Penanganan Covid 19
451 Tenaga Kesehatan RSUD Wangaya Bakal Diberikan Vaksin Covid-19
dr. Dewa Putu Alit Parwita, mengatakan sebanyak 451 tenaga kesehatan yang bertugas di RSUD wangaya yang akan menerima vaksin Covid-19.
Penulis: Ni Luh Putu Wahyuni Sari | Editor: Widyartha Suryawan
Laporan Wartawan, Ni Luh Putu Wahyuni Sri Utami
TRIBUN-BALI.COM, DENPASAR – Sebelumnya telah beredar surat edaran dari Dinas Kesehatan Kota Denpasar yang berisi tentang pendataan dan penetapan fasilitas pelayanan vaksinasi Covid-19 di beberapa Rumah Sakit di Kota Denpasar.

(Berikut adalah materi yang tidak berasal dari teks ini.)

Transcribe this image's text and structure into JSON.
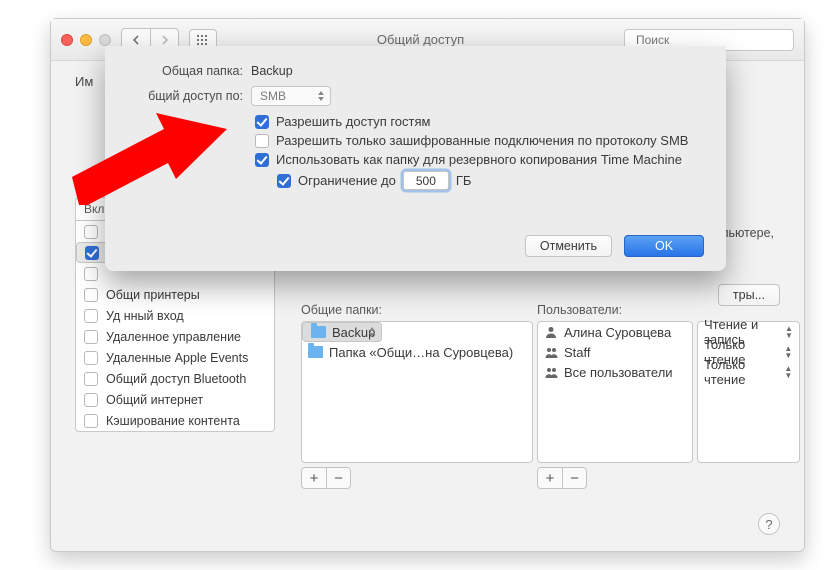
{
  "window": {
    "title": "Общий доступ",
    "search_placeholder": "Поиск"
  },
  "cut_label": "Им",
  "side": {
    "header": "Вкл.",
    "rows": [
      {
        "checked": false,
        "label": "",
        "sel": false
      },
      {
        "checked": true,
        "label": "",
        "sel": true
      },
      {
        "checked": false,
        "label": "",
        "sel": false
      },
      {
        "checked": false,
        "label": "Общи принтеры",
        "sel": false
      },
      {
        "checked": false,
        "label": "Уд      нный вход",
        "sel": false
      },
      {
        "checked": false,
        "label": "Удаленное управление",
        "sel": false
      },
      {
        "checked": false,
        "label": "Удаленные Apple Events",
        "sel": false
      },
      {
        "checked": false,
        "label": "Общий доступ Bluetooth",
        "sel": false
      },
      {
        "checked": false,
        "label": "Общий интернет",
        "sel": false
      },
      {
        "checked": false,
        "label": "Кэширование контента",
        "sel": false
      }
    ]
  },
  "frag": "пьютере,",
  "options_btn": "тры...",
  "columns": {
    "folders": "Общие папки:",
    "users": "Пользователи:"
  },
  "folders": [
    {
      "label": "Backup",
      "sel": true
    },
    {
      "label": "Папка «Общи…на Суровцева)",
      "sel": false
    }
  ],
  "users": [
    {
      "label": "Алина Суровцева",
      "icon": "person"
    },
    {
      "label": "Staff",
      "icon": "people"
    },
    {
      "label": "Все пользователи",
      "icon": "people"
    }
  ],
  "perms": [
    {
      "label": "Чтение и запись"
    },
    {
      "label": "Только чтение"
    },
    {
      "label": "Только чтение"
    }
  ],
  "sheet": {
    "folder_lbl": "Общая папка:",
    "folder_val": "Backup",
    "share_lbl": "бщий доступ по:",
    "share_val": "SMB",
    "opt1": "Разрешить доступ гостям",
    "opt2": "Разрешить только зашифрованные подключения по протоколу SMB",
    "opt3": "Использовать как папку для резервного копирования Time Machine",
    "opt4a": "Ограничение до",
    "opt4_val": "500",
    "opt4b": "ГБ",
    "cancel": "Отменить",
    "ok": "OK"
  }
}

Di antaranya adalah RSUD Wangaya dan RSUP Sanglah kota Denpasar.
Rencananya vaksin tersebut akan diberikan terlebih dahulu kepada tenaga kesehatan yang bertugas di dua rumah sakit itu.
Tenaga kesehatan yang akan mendapatkan vaksin Covid-19 tersebut diantaranya dokter, perawat, serta bidan.
Ketika dikonfirmasi, Plt. Direktur RSUD Wangaya Kota Denpasar, dr. Dewa Putu Alit Parwita, mengatakan sebanyak 451 tenaga kesehatan yang bertugas di RSUD wangaya yang akan menerima vaksin Covid-19.
"Setelah kami lakukan pengecekan jumlah tenaga kesehatan yang akan diberikan vaksin Covid-19 sejumlah 451 orang," ungkapnya kepada Tribun Bali, Sabtu (12/12/2020).
Baca juga: Ada Rumah Sakit Yang Sudah Mulai Buka Pendaftaran Vaksin Covid-19 Kepada Masyarakat
Ia menambahkan, saat ini pihaknya sedang melakukan berbagai persiapan untuk kegiatan vaksinasi Covid-19.
"Persiapan yang kami lakukan meliputi SDM, ruangan untuk kegiatan vaksinasi serta beberapa alat PC untuk pendataan," tambahnya.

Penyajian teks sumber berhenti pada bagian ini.